7. TDD Workflow: First Test

tests/unit/utils/test_config.py

"""Unit tests for configuration loading."""
import pytest
from unittest.mock import patch
import os


class TestSettings:
    """Tests for Settings class."""

    def test_default_max_iterations(self):
        """Settings should have default max_iterations of 10."""
        from src.utils.config import Settings

        # Clear any env vars
        with patch.dict(os.environ, {}, clear=True):
            settings = Settings()
            assert settings.max_iterations == 10

    def test_max_iterations_from_env(self):
        """Settings should read MAX_ITERATIONS from env."""
        from src.utils.config import Settings

        with patch.dict(os.environ, {"MAX_ITERATIONS": "25"}):
            settings = Settings()
            assert settings.max_iterations == 25

    def test_invalid_max_iterations_raises(self):
        """Settings should reject invalid max_iterations."""
        from src.utils.config import Settings
        from pydantic import ValidationError

        with patch.dict(os.environ, {"MAX_ITERATIONS": "100"}):
            with pytest.raises(ValidationError):
                Settings()  # 100 > 50 (max)

    def test_get_api_key_openai(self):
        """get_api_key should return OpenAI key when provider is openai."""
        from src.utils.config import Settings

        with patch.dict(os.environ, {
            "LLM_PROVIDER": "openai",
            "OPENAI_API_KEY": "sk-test-key"
        }):
            settings = Settings()
            assert settings.get_api_key() == "sk-test-key"

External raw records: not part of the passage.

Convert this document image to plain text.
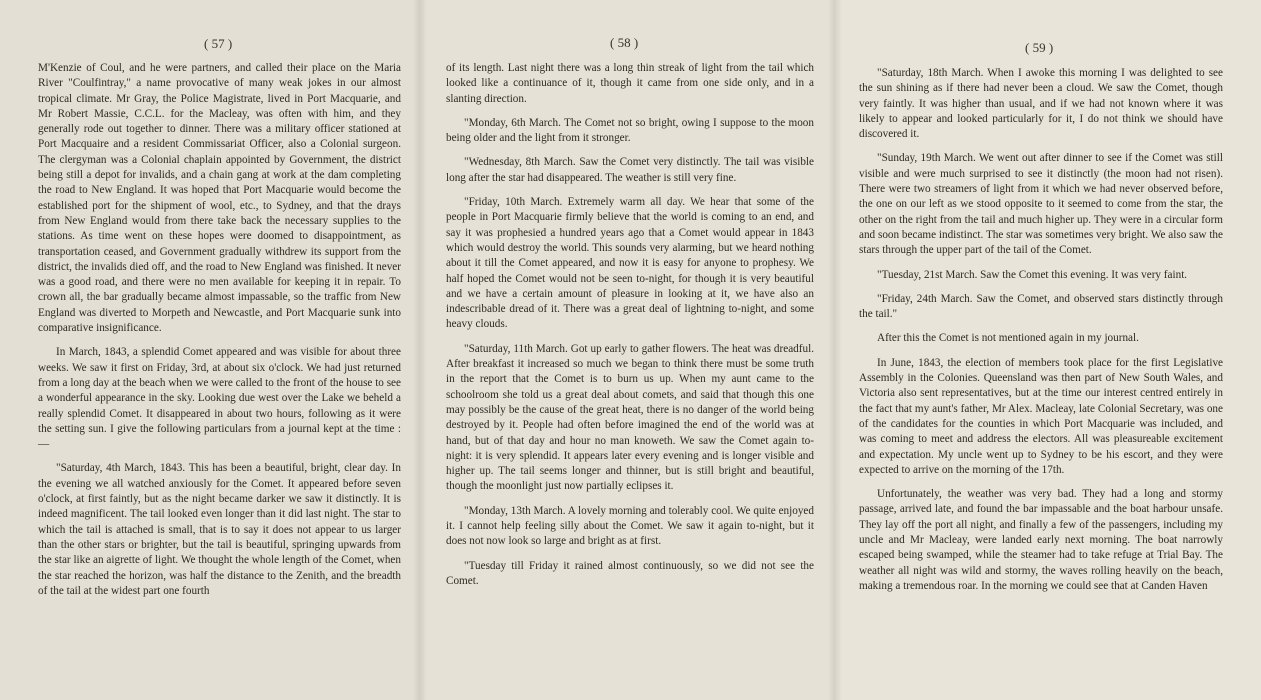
( 57 )

M'Kenzie of Coul, and he were partners, and called their place on the Maria River "Coulfintray," a name provocative of many weak jokes in our almost tropical climate. Mr Gray, the Police Magistrate, lived in Port Macquarie, and Mr Robert Massie, C.C.L. for the Macleay, was often with him, and they generally rode out together to dinner. There was a military officer stationed at Port Macquaire and a resident Commissariat Officer, also a Colonial surgeon. The clergyman was a Colonial chaplain appointed by Government, the district being still a depot for invalids, and a chain gang at work at the dam completing the road to New England. It was hoped that Port Macquarie would become the established port for the shipment of wool, etc., to Sydney, and that the drays from New England would from there take back the necessary supplies to the stations. As time went on these hopes were doomed to disappointment, as transportation ceased, and Government gradually withdrew its support from the district, the invalids died off, and the road to New England was finished. It never was a good road, and there were no men available for keeping it in repair. To crown all, the bar gradually became almost impassable, so the traffic from New England was diverted to Morpeth and Newcastle, and Port Macquarie sunk into comparative insignificance.

In March, 1843, a splendid Comet appeared and was visible for about three weeks. We saw it first on Friday, 3rd, at about six o'clock. We had just returned from a long day at the beach when we were called to the front of the house to see a wonderful appearance in the sky. Looking due west over the Lake we beheld a really splendid Comet. It disappeared in about two hours, following as it were the setting sun. I give the following particulars from a journal kept at the time :—

"Saturday, 4th March, 1843. This has been a beautiful, bright, clear day. In the evening we all watched anxiously for the Comet. It appeared before seven o'clock, at first faintly, but as the night became darker we saw it distinctly. It is indeed magnificent. The tail looked even longer than it did last night. The star to which the tail is attached is small, that is to say it does not appear to us larger than the other stars or brighter, but the tail is beautiful, springing upwards from the star like an aigrette of light. We thought the whole length of the Comet, when the star reached the horizon, was half the distance to the Zenith, and the breadth of the tail at the widest part one fourth

( 58 )

of its length. Last night there was a long thin streak of light from the tail which looked like a continuance of it, though it came from one side only, and in a slanting direction.

"Monday, 6th March. The Comet not so bright, owing I suppose to the moon being older and the light from it stronger.

"Wednesday, 8th March. Saw the Comet very distinctly. The tail was visible long after the star had disappeared. The weather is still very fine.

"Friday, 10th March. Extremely warm all day. We hear that some of the people in Port Macquarie firmly believe that the world is coming to an end, and say it was prophesied a hundred years ago that a Comet would appear in 1843 which would destroy the world. This sounds very alarming, but we heard nothing about it till the Comet appeared, and now it is easy for anyone to prophesy. We half hoped the Comet would not be seen to-night, for though it is very beautiful and we have a certain amount of pleasure in looking at it, we have also an indescribable dread of it. There was a great deal of lightning to-night, and some heavy clouds.

"Saturday, 11th March. Got up early to gather flowers. The heat was dreadful. After breakfast it increased so much we began to think there must be some truth in the report that the Comet is to burn us up. When my aunt came to the schoolroom she told us a great deal about comets, and said that though this one may possibly be the cause of the great heat, there is no danger of the world being destroyed by it. People had often before imagined the end of the world was at hand, but of that day and hour no man knoweth. We saw the Comet again to-night: it is very splendid. It appears later every evening and is longer visible and higher up. The tail seems longer and thinner, but is still bright and beautiful, though the moonlight just now partially eclipses it.

"Monday, 13th March. A lovely morning and tolerably cool. We quite enjoyed it. I cannot help feeling silly about the Comet. We saw it again to-night, but it does not now look so large and bright as at first.

"Tuesday till Friday it rained almost continuously, so we did not see the Comet.

( 59 )

"Saturday, 18th March. When I awoke this morning I was delighted to see the sun shining as if there had never been a cloud. We saw the Comet, though very faintly. It was higher than usual, and if we had not known where it was likely to appear and looked particularly for it, I do not think we should have discovered it.

"Sunday, 19th March. We went out after dinner to see if the Comet was still visible and were much surprised to see it distinctly (the moon had not risen). There were two streamers of light from it which we had never observed before, the one on our left as we stood opposite to it seemed to come from the star, the other on the right from the tail and much higher up. They were in a circular form and soon became indistinct. The star was sometimes very bright. We also saw the stars through the upper part of the tail of the Comet.

"Tuesday, 21st March. Saw the Comet this evening. It was very faint.

"Friday, 24th March. Saw the Comet, and observed stars distinctly through the tail."

After this the Comet is not mentioned again in my journal.

In June, 1843, the election of members took place for the first Legislative Assembly in the Colonies. Queensland was then part of New South Wales, and Victoria also sent representatives, but at the time our interest centred entirely in the fact that my aunt's father, Mr Alex. Macleay, late Colonial Secretary, was one of the candidates for the counties in which Port Macquarie was included, and was coming to meet and address the electors. All was pleasureable excitement and expectation. My uncle went up to Sydney to be his escort, and they were expected to arrive on the morning of the 17th.

Unfortunately, the weather was very bad. They had a long and stormy passage, arrived late, and found the bar impassable and the boat harbour unsafe. They lay off the port all night, and finally a few of the passengers, including my uncle and Mr Macleay, were landed early next morning. The boat narrowly escaped being swamped, while the steamer had to take refuge at Trial Bay. The weather all night was wild and stormy, the waves rolling heavily on the beach, making a tremendous roar. In the morning we could see that at Canden Haven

    def test_get_api_key_missing_raises(self):
        """get_api_key should raise when key is not set."""
        from src.utils.config import Settings

        with patch.dict(os.environ, {"LLM_PROVIDER": "openai"}, clear=True):
            settings = Settings()
            with pytest.raises(ValueError, match="OPENAI_API_KEY not set"):
                settings.get_api_key()

8. Makefile (Developer Experience)

Create a Makefile for standard devex commands:

.PHONY: install test lint format typecheck check clean

install:
    uv sync --all-extras
    uv run pre-commit install

test:
    uv run pytest tests/unit/ -v

test-cov:
    uv run pytest --cov=src --cov-report=term-missing

lint:
    uv run ruff check src tests

format:
    uv run ruff format src tests

typecheck:
    uv run mypy src

check: lint typecheck test
    @echo "All checks passed!"

clean:
    rm -rf .pytest_cache .mypy_cache .ruff_cache __pycache__ .coverage
    find . -type d -name "__pycache__" -exec rm -rf {} + 2>/dev/null || true

9. Execution Commands

# Install all dependencies
uv sync --all-extras

# Run tests (should pass after implementing config.py)
uv run pytest tests/unit/utils/test_config.py -v

# Run full test suite with coverage
uv run pytest --cov=src --cov-report=term-missing

# Run linting
uv run ruff check src tests
uv run ruff format src tests

# Run type checking
uv run mypy src

# Set up pre-commit hooks
uv run pre-commit install

10. Implementation Checklist

  • Install uv and verify version
  • Run uv init --name deepcritical
  • Create pyproject.toml (copy from above)
  • Create directory structure (run mkdir commands)
  • Create .env.example and .env
  • Create .pre-commit-config.yaml
  • Create Makefile (copy from above)
  • Create tests/conftest.py
  • Implement src/utils/config.py
  • Implement src/utils/exceptions.py
  • Write tests in tests/unit/utils/test_config.py
  • Run make install
  • Run make check β€” ALL CHECKS MUST PASS
  • Commit: git commit -m "feat: phase 1 foundation complete"

11. Definition of Done

Phase 1 is COMPLETE when:

  1. uv run pytest passes with 100% of tests green
  2. uv run ruff check src tests has 0 errors
  3. uv run mypy src has 0 errors
  4. Pre-commit hooks are installed and working
  5. from src.utils.config import settings works in Python REPL

Proceed to Phase 2 ONLY after all checkboxes are complete.